Have there been concerts in the past years when people just did not understand your music?
Greg (Singer): [laughs]
Ben (Guitar player): Absolutely, yeah, especially in the beginning. When the band first started nobody even knew our music and at the time there was not a lot of stuff that sounded like what we were doing. On top of that we also were undefinable as far as what genre we were in. We were signed to a metal label, but we didn't look like metal people. We didn't have long hair and stuff, so people were very confused, especially in Germany, because at that time, over ten years ago, everything was very stuck into genres. So for instance if it was metal, you should look metal, you should wear a metal tshirt, you should have long hair. If it was hardcore, it should sound exactly like every other hardcore band. There was no kind of cross-polinisation of the music styles at all at the time, especially in Europe. So people definitely looked at us weird. In summer we played a tour called Warp Tour in the States, which is much younger audiences usually like a lot newer bands that are more popular. So of course people looked on us weird on that as well. So we are constantly in situations where people not really understand what we are doing but we enjoy that every now and again.

I found two interpretations of your band name: one is to just shoot your way out of the door and the other one is like in the movie just pretend to be powerful having a wooden pistol and in fact having nothing. What would you say is more suitable for you?
Greg: I think the shooting your way out is probably pretty much the way we accomplished everything. Brute force.
Ben: [laughs]

A lot of your songs are related to anger. What would you say is the anger that is fueling you?
Ben: I don't know if it's anything anger anymore than any normal person. We just have the opportunity to have this outlet. Everybody has frustrations, whether it's just being stuck into society's norms of going to work everyday, being told what to do constantly, being stuck in some situation where before you know it you turn around and you're old and your whole life passed before your eyes. Relationship issues and any of those things. To us all this stuff is almost heightened to a higher degree than most people, because being in a band and touring so often makes things like relationships even more difficult, makes stability a thing that is not very easy to come by for us. Those kind of frustrations are most elevated. So in one way the band is almost the source of a lot of our issues and problems but it's also the solution. For us it's just really a way for that hour of the day to really vent and express ourselves. I don't think we are any different than anybody else. We just got this opportunity to use our shows and our music to express ourselves.
Greg: Right.

Talking about everyday problems. The name of the album "Option Paralysis" stands for the tendency when given unlimited choices to choose none. In former interviews you already tracked the reason of this problem to technology. If you could would you set technology some years back?
Greg: No, I actually think technology is amazing, we live in an amazing time. I don't think technology's the problem so much as people's inability to process what's happening around them quickly enough. Basically everything's reactionary, everything's like a jojo. Right now we're experiencing a situation: where in the past everything was private - there were tastemakers, you could only learn about things what people would tell you, you could only watch shows that were written, you could only learn about celebrities what they wanted you to know - now every single door is gone. You have facebook, you have twitter, you have the internet, you can learn anything you want. You can sit on the internet all day long and become a master of a million different little bullshit topics. And I think that because that is so new people are just fascinated and they are saturating themselves largely with meaningless information because they haven't become accustomed to siphon out what's meaningful and what's not. And I think in the process of doing that people are feeding their ADD tendencies, feeding the negative human inclination to "want to get everything right now". It's gonna take some time to learn restraint. If you go to a buffet the food is not the same quality as the food in a nice restaurant. You can eat more of it, you can get whatever you want, you can just walk around constantly for 15 bucks. Wherelse in a nice restaurant you might pay 30 bucks but the food is immensly better. This is right now a buffet situation.

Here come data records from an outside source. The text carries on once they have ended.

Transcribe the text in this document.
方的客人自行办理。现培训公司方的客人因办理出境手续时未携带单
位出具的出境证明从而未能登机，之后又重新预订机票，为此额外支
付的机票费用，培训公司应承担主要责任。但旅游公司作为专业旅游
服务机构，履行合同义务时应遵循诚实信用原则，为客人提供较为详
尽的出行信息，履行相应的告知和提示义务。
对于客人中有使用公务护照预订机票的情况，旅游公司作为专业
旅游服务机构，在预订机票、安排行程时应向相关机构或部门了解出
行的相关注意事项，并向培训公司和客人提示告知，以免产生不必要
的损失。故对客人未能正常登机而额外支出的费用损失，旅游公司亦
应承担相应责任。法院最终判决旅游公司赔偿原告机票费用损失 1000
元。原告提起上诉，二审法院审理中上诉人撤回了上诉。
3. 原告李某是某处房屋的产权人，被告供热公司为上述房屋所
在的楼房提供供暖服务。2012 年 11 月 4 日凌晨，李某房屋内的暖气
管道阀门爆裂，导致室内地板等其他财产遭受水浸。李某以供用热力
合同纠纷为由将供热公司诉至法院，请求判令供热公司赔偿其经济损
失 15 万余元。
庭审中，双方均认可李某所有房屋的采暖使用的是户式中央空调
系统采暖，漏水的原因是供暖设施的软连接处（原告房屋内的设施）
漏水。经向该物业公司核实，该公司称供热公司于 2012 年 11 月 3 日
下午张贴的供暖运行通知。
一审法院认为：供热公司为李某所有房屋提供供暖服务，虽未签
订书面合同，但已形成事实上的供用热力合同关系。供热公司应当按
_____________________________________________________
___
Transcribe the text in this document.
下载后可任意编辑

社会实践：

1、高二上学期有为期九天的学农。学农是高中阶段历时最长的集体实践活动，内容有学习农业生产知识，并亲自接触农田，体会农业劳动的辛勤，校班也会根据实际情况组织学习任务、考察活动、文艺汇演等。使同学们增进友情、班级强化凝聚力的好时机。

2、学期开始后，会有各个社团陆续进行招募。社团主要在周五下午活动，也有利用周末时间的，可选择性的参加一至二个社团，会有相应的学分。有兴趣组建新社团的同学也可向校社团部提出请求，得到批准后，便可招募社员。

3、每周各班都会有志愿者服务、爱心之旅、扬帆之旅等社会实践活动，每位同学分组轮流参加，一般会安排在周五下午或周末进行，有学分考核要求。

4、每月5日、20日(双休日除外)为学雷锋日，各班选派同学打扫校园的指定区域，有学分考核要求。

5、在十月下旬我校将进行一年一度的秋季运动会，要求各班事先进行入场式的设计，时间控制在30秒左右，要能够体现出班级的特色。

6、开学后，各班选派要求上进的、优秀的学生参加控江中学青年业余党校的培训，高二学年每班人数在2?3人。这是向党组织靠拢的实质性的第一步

What would you recommend to especially younger people to cope with this paralyis?
Greg: I think time heals everything. I don't think there's a crisis going on. Time will eventually will correct itself. It's like anything else. Everything's reactionary. If you had a ball on a string and you let it go here it has to swing all the way over here. And then eventually it will settle in the middle. Human nature will correct itself over time.
Ben: I think the major problem is just the inspiration. Like people interacting again, being human and seeing the world, going outside. I don't know if there's a point where maybe people get bored with all the fireworks that are going off constantly in front of their face, on their computer. Than that will be the key. Interaction is the main thing, I think. There's nothing wrong with these tools as long as it's used to help push a vision or something else that's important or some kind of contribution, instead of just sitting back and taking whatever crap is given to you. Using it as a tool so they can contribute something new is important. I think a handful of very special intelligent people, artists, people who have something of offer to this world will use that for great things and it's just a matter of not having everybody else not actually recognize it as important because of all the crap that is around it.
Greg: It causes people not to go out and experience things. Because they feel like they can just see everything on the internet they may not have to go to a concert because they can watch the concert on youtube. They may not have go see some amazing monument because they can just look at pictures of it on someone else's photobucket. But you never learn from looking at something from some TV, Internet or a phone. You'll never learn what it feels like to actually go to a place to experience something with someone, to live through something. You can look at pictures of the Ghetto for example. You will never understand it after years studying it online the way you would if you would spend one night there.
Ben: The smell, the sight, the feel, the air. Those experiences is what's created the most important experiences in this world.

I think we undergo an analogue revival. That for example people start not to listen CDs but vinyl, going out to the nature again, etc.
Ben: Definitely. That's one of the ways it's starting to correct itself. People who really care seeking out things, making an extra effort, to get in touch with the real tangible stuff.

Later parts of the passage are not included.